Dès lors, les créances résultant du contrat de leasing – qui constitue un titre de mainlevée – sont valablement nées après l'ouverture de la faillite et le recourant, qui s'est engagé à assumer personnellement et solidairement avec C______ Sàrl la responsabilité pour toutes créances découlant du contrat précité, pouvait être recherché personnellement par voie de poursuite par l'intimée pour les montants réclamés.

3. Les frais judiciaires de recours seront arrêtés à 600 fr (art. 48 et 61 OELP), mis à la charge du recourant qui succombe (art. 106 al. 1 CPC) et compensés avec l'avance de 1'100 fr. fournie, qui reste acquise à l'Etat de Genève à due concurrence, le solde lui étant restitué.

Le recourant sera par ailleurs condamné à verser une somme de 800 fr. à l'intimée à titre de dépens de recours, débours et TVA inclus (art. 20 et 23 LaCC; art. 85, 89 et 90 RTFMC).

* * * * *


PAR CES MOTIFS,
La Chambre civile :


Préalablement :

Rejette la requête de restitution de délai de recours formée par A______ dans la cause C/16398/2022-25 SML.

A la forme :

Déclare irrecevable le recours interjeté par A______ contre le jugement JTPI/251/2023 rendu le 3 janvier 2023 par le Tribunal de première instance dans la cause C/16398/2022-25 SML.

Sur les frais :

Arrête les frais judiciaires à 600 fr., les met à la charge de A______ et dit qu'ils sont compensés avec l'avance fournie, qui reste acquise à l'Etat de Genève à due concurrence.

Invite les Services financiers du Pouvoir judiciaire à restituer la somme de 500 fr. à A______.

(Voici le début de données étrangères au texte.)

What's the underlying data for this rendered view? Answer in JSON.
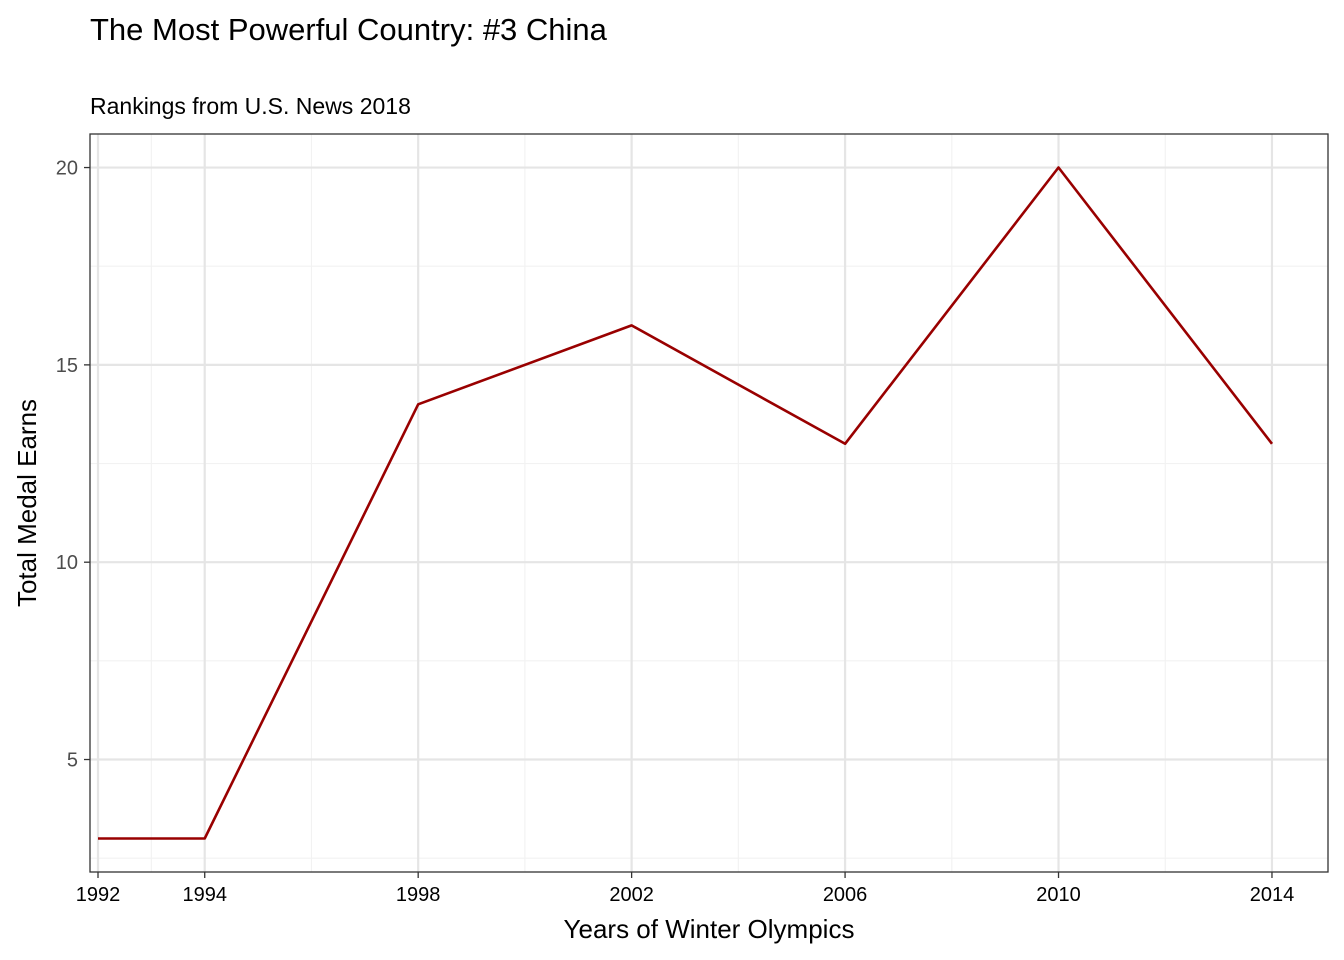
{
  "chart_data": {
    "type": "line",
    "title": "The Most Powerful Country: #3 China",
    "subtitle": "Rankings from U.S. News 2018",
    "xlabel": "Years of Winter Olympics",
    "ylabel": "Total Medal Earns",
    "x": [
      1992,
      1994,
      1998,
      2002,
      2006,
      2010,
      2014
    ],
    "values": [
      3,
      3,
      14,
      16,
      13,
      20,
      13
    ],
    "x_ticks": [
      "1992",
      "1994",
      "1998",
      "2002",
      "2006",
      "2010",
      "2014"
    ],
    "y_ticks": [
      "5",
      "10",
      "15",
      "20"
    ],
    "xlim": [
      1991.85,
      2015.05
    ],
    "ylim": [
      2.15,
      20.85
    ],
    "grid": true,
    "legend": "none",
    "colors": {
      "line": "#990000",
      "grid_major": "#e5e5e5",
      "grid_minor": "#f2f2f2",
      "panel_border": "#333333"
    }
  }
}
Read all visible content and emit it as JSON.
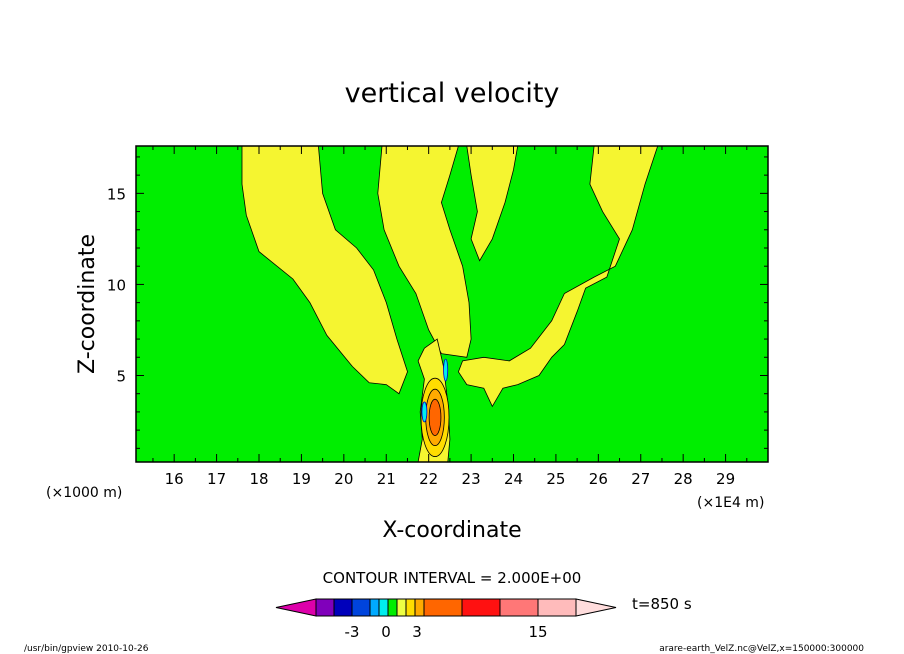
{
  "chart_data": {
    "type": "contour",
    "title": "vertical velocity",
    "xlabel": "X-coordinate",
    "ylabel": "Z-coordinate",
    "x_unit_label": "(×1E4 m)",
    "y_unit_label": "(×1000 m)",
    "xlim": [
      15.1,
      30.0
    ],
    "ylim": [
      0.25,
      17.6
    ],
    "x_ticks": [
      "16",
      "17",
      "18",
      "19",
      "20",
      "21",
      "22",
      "23",
      "24",
      "25",
      "26",
      "27",
      "28",
      "29"
    ],
    "y_ticks": [
      "5",
      "10",
      "15"
    ],
    "grid": false,
    "background_color": "#00ee00",
    "contour_interval_text": "CONTOUR INTERVAL = 2.000E+00",
    "time_label": "t=850 s",
    "colorbar": {
      "colors": [
        "#dd00aa",
        "#8000bb",
        "#0000bb",
        "#0044dd",
        "#00aaff",
        "#00eeee",
        "#00ee00",
        "#eeff44",
        "#ffdd00",
        "#ffaa00",
        "#ff6600",
        "#ff1111",
        "#ff7777",
        "#ffbbbb",
        "#ffdddd"
      ],
      "tick_labels": [
        "-3",
        "0",
        "3",
        "15"
      ]
    },
    "positive_regions": [
      {
        "level": "0-1",
        "color": "#f5f530",
        "points": [
          [
            17.6,
            17.6
          ],
          [
            19.4,
            17.6
          ],
          [
            19.5,
            15.0
          ],
          [
            19.8,
            13.0
          ],
          [
            20.3,
            12.0
          ],
          [
            20.7,
            10.8
          ],
          [
            21.0,
            9.0
          ],
          [
            21.25,
            7.0
          ],
          [
            21.5,
            5.2
          ],
          [
            21.3,
            4.0
          ],
          [
            21.0,
            4.5
          ],
          [
            20.6,
            4.6
          ],
          [
            20.2,
            5.5
          ],
          [
            19.6,
            7.2
          ],
          [
            19.2,
            9.0
          ],
          [
            18.8,
            10.3
          ],
          [
            18.0,
            11.8
          ],
          [
            17.7,
            13.8
          ],
          [
            17.6,
            15.5
          ]
        ]
      },
      {
        "level": "0-1",
        "color": "#f5f530",
        "points": [
          [
            20.9,
            17.6
          ],
          [
            22.7,
            17.6
          ],
          [
            22.5,
            16.0
          ],
          [
            22.3,
            14.5
          ],
          [
            22.5,
            13.0
          ],
          [
            22.8,
            11.0
          ],
          [
            22.95,
            9.0
          ],
          [
            23.0,
            7.0
          ],
          [
            22.9,
            6.0
          ],
          [
            22.3,
            6.2
          ],
          [
            22.0,
            7.5
          ],
          [
            21.7,
            9.5
          ],
          [
            21.3,
            11.0
          ],
          [
            20.95,
            13.0
          ],
          [
            20.8,
            15.0
          ]
        ]
      },
      {
        "level": "0-1",
        "color": "#f5f530",
        "points": [
          [
            22.9,
            17.6
          ],
          [
            24.1,
            17.6
          ],
          [
            24.0,
            16.3
          ],
          [
            23.8,
            14.5
          ],
          [
            23.5,
            12.5
          ],
          [
            23.2,
            11.3
          ],
          [
            23.0,
            12.5
          ],
          [
            23.15,
            14.0
          ],
          [
            23.0,
            16.0
          ]
        ]
      },
      {
        "level": "0-1",
        "color": "#f5f530",
        "points": [
          [
            25.9,
            17.6
          ],
          [
            27.4,
            17.6
          ],
          [
            27.1,
            15.5
          ],
          [
            26.8,
            13.0
          ],
          [
            26.4,
            11.0
          ],
          [
            25.9,
            10.4
          ],
          [
            25.2,
            9.5
          ],
          [
            24.9,
            8.0
          ],
          [
            24.4,
            6.5
          ],
          [
            23.9,
            5.8
          ],
          [
            23.3,
            6.0
          ],
          [
            22.8,
            5.8
          ],
          [
            22.7,
            5.2
          ],
          [
            22.9,
            4.5
          ],
          [
            23.3,
            4.3
          ],
          [
            23.5,
            3.3
          ],
          [
            23.75,
            4.3
          ],
          [
            24.1,
            4.5
          ],
          [
            24.6,
            5.0
          ],
          [
            24.9,
            6.0
          ],
          [
            25.2,
            6.7
          ],
          [
            25.5,
            8.5
          ],
          [
            25.7,
            9.8
          ],
          [
            26.2,
            10.4
          ],
          [
            26.5,
            12.5
          ],
          [
            26.1,
            14.0
          ],
          [
            25.8,
            15.5
          ]
        ]
      },
      {
        "level": "0-1",
        "color": "#f5f530",
        "points": [
          [
            21.9,
            6.5
          ],
          [
            22.2,
            7.0
          ],
          [
            22.35,
            5.5
          ],
          [
            22.45,
            3.5
          ],
          [
            22.5,
            1.5
          ],
          [
            22.45,
            0.25
          ],
          [
            21.75,
            0.25
          ],
          [
            21.85,
            1.5
          ],
          [
            21.8,
            3.0
          ],
          [
            21.9,
            4.8
          ],
          [
            21.75,
            5.8
          ]
        ]
      }
    ],
    "updraft_core": {
      "center": [
        22.15,
        2.7
      ],
      "levels": [
        {
          "color": "#ffdd00",
          "rx": 0.33,
          "ry": 2.15
        },
        {
          "color": "#ffaa00",
          "rx": 0.22,
          "ry": 1.55
        },
        {
          "color": "#ff6600",
          "rx": 0.14,
          "ry": 1.0
        }
      ]
    },
    "negative_regions": [
      {
        "level": "-1-0",
        "color": "#00eeee",
        "center": [
          21.9,
          3.0
        ],
        "rx": 0.06,
        "ry": 0.55
      },
      {
        "level": "-1-0",
        "color": "#00eeee",
        "center": [
          22.4,
          5.3
        ],
        "rx": 0.05,
        "ry": 0.6
      }
    ]
  },
  "footer": {
    "left": "/usr/bin/gpview   2010-10-26",
    "right": "arare-earth_VelZ.nc@VelZ,x=150000:300000"
  }
}
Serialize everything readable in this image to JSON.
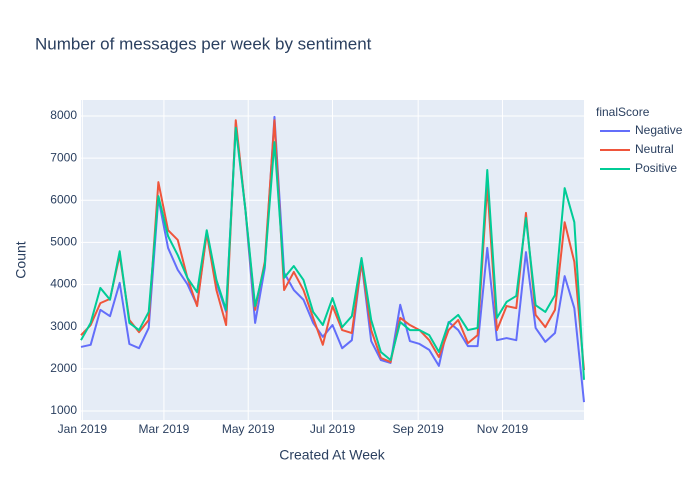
{
  "chart_data": {
    "type": "line",
    "title": "Number of messages per week by sentiment",
    "x_label": "Created At Week",
    "y_label": "Count",
    "legend_title": "finalScore",
    "legend_position": "right",
    "grid": true,
    "x": [
      "2018-12-31",
      "2019-01-07",
      "2019-01-14",
      "2019-01-21",
      "2019-01-28",
      "2019-02-04",
      "2019-02-11",
      "2019-02-18",
      "2019-02-25",
      "2019-03-04",
      "2019-03-11",
      "2019-03-18",
      "2019-03-25",
      "2019-04-01",
      "2019-04-08",
      "2019-04-15",
      "2019-04-22",
      "2019-04-29",
      "2019-05-06",
      "2019-05-13",
      "2019-05-20",
      "2019-05-27",
      "2019-06-03",
      "2019-06-10",
      "2019-06-17",
      "2019-06-24",
      "2019-07-01",
      "2019-07-08",
      "2019-07-15",
      "2019-07-22",
      "2019-07-29",
      "2019-08-05",
      "2019-08-12",
      "2019-08-19",
      "2019-08-26",
      "2019-09-02",
      "2019-09-09",
      "2019-09-16",
      "2019-09-23",
      "2019-09-30",
      "2019-10-07",
      "2019-10-14",
      "2019-10-21",
      "2019-10-28",
      "2019-11-04",
      "2019-11-11",
      "2019-11-18",
      "2019-11-25",
      "2019-12-02",
      "2019-12-09",
      "2019-12-16",
      "2019-12-23",
      "2019-12-30"
    ],
    "xlim": [
      "2018-12-31",
      "2019-12-30"
    ],
    "xticks": [
      {
        "value": "2019-01-01",
        "label": "Jan 2019"
      },
      {
        "value": "2019-03-01",
        "label": "Mar 2019"
      },
      {
        "value": "2019-05-01",
        "label": "May 2019"
      },
      {
        "value": "2019-07-01",
        "label": "Jul 2019"
      },
      {
        "value": "2019-09-01",
        "label": "Sep 2019"
      },
      {
        "value": "2019-11-01",
        "label": "Nov 2019"
      }
    ],
    "ylim": [
      786,
      8380
    ],
    "yticks": [
      1000,
      2000,
      3000,
      4000,
      5000,
      6000,
      7000,
      8000
    ],
    "series": [
      {
        "name": "Negative",
        "color": "#636efa",
        "values": [
          2520,
          2570,
          3400,
          3250,
          4040,
          2590,
          2490,
          2970,
          6050,
          4870,
          4350,
          4010,
          3510,
          5250,
          4040,
          3350,
          7810,
          5770,
          3090,
          4390,
          7980,
          4280,
          3870,
          3640,
          3090,
          2760,
          3040,
          2490,
          2680,
          4540,
          2660,
          2210,
          2140,
          3520,
          2660,
          2590,
          2450,
          2070,
          3110,
          2920,
          2540,
          2540,
          4870,
          2680,
          2730,
          2680,
          4770,
          2970,
          2640,
          2850,
          4200,
          3440,
          1210
        ]
      },
      {
        "name": "Neutral",
        "color": "#ef553b",
        "values": [
          2800,
          3040,
          3560,
          3660,
          4700,
          3160,
          2870,
          3160,
          6430,
          5290,
          5060,
          4160,
          3490,
          5220,
          3870,
          3040,
          7900,
          5770,
          3400,
          4540,
          7900,
          3870,
          4300,
          3870,
          3210,
          2570,
          3490,
          2920,
          2850,
          4540,
          2920,
          2260,
          2160,
          3210,
          3040,
          2920,
          2680,
          2280,
          2920,
          3160,
          2610,
          2800,
          6360,
          2920,
          3490,
          3440,
          5700,
          3280,
          2990,
          3400,
          5480,
          4540,
          1970
        ]
      },
      {
        "name": "Positive",
        "color": "#00cc96",
        "values": [
          2680,
          3090,
          3920,
          3640,
          4790,
          3090,
          2920,
          3350,
          6100,
          5150,
          4700,
          4160,
          3820,
          5290,
          4110,
          3400,
          7720,
          5770,
          3490,
          4460,
          7380,
          4160,
          4440,
          4110,
          3350,
          3040,
          3680,
          2990,
          3250,
          4630,
          3160,
          2400,
          2210,
          3110,
          2920,
          2920,
          2800,
          2400,
          3090,
          3280,
          2920,
          2970,
          6720,
          3210,
          3590,
          3730,
          5580,
          3510,
          3350,
          3750,
          6290,
          5480,
          1740
        ]
      }
    ]
  }
}
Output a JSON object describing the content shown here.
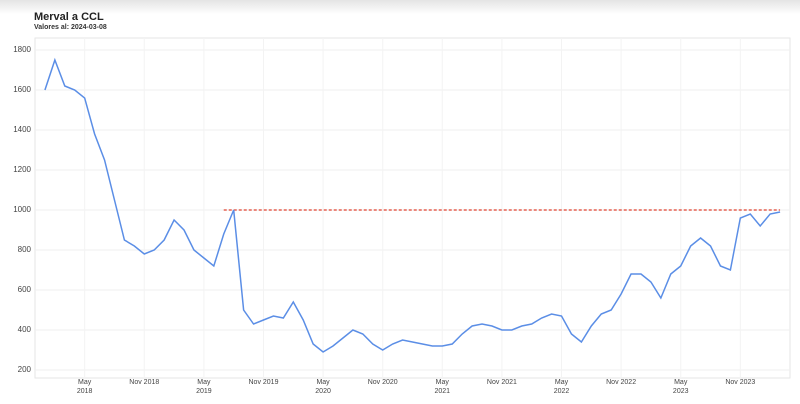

Condamne A______ à verser la somme de 800 fr. à B______ AG à titre de dépens de recours.

Siégeant :

Monsieur Laurent RIEBEN, président; Madame Fabienne GEISINGER-MARIETHOZ, Monsieur Ivo BUETTI, juges; Madame Mélanie DE RESENDE PEREIRA, greffière.

Le président :

Laurent RIEBEN

 

La greffière :

Mélanie DE RESENDE PEREIRA

 

 

 

 

Indication des voies de recours :

 

Conformément aux art. 113 ss de la loi fédérale sur le Tribunal fédéral du 17 juin 2005 (LTF; RS 173.110), le présent arrêt peut être porté dans les trente jours qui suivent sa notification avec expédition complète (art 100 al. 1 LTF) par-devant le Tribunal fédéral par la voie du recours constitutionnel subsidiaire.

 

Le recours doit être adressé au Tribunal fédéral, 1000 Lausanne 14.

 

Valeur litigieuse des conclusions pécuniaires au sens de la LTF inférieure à 30'000 fr.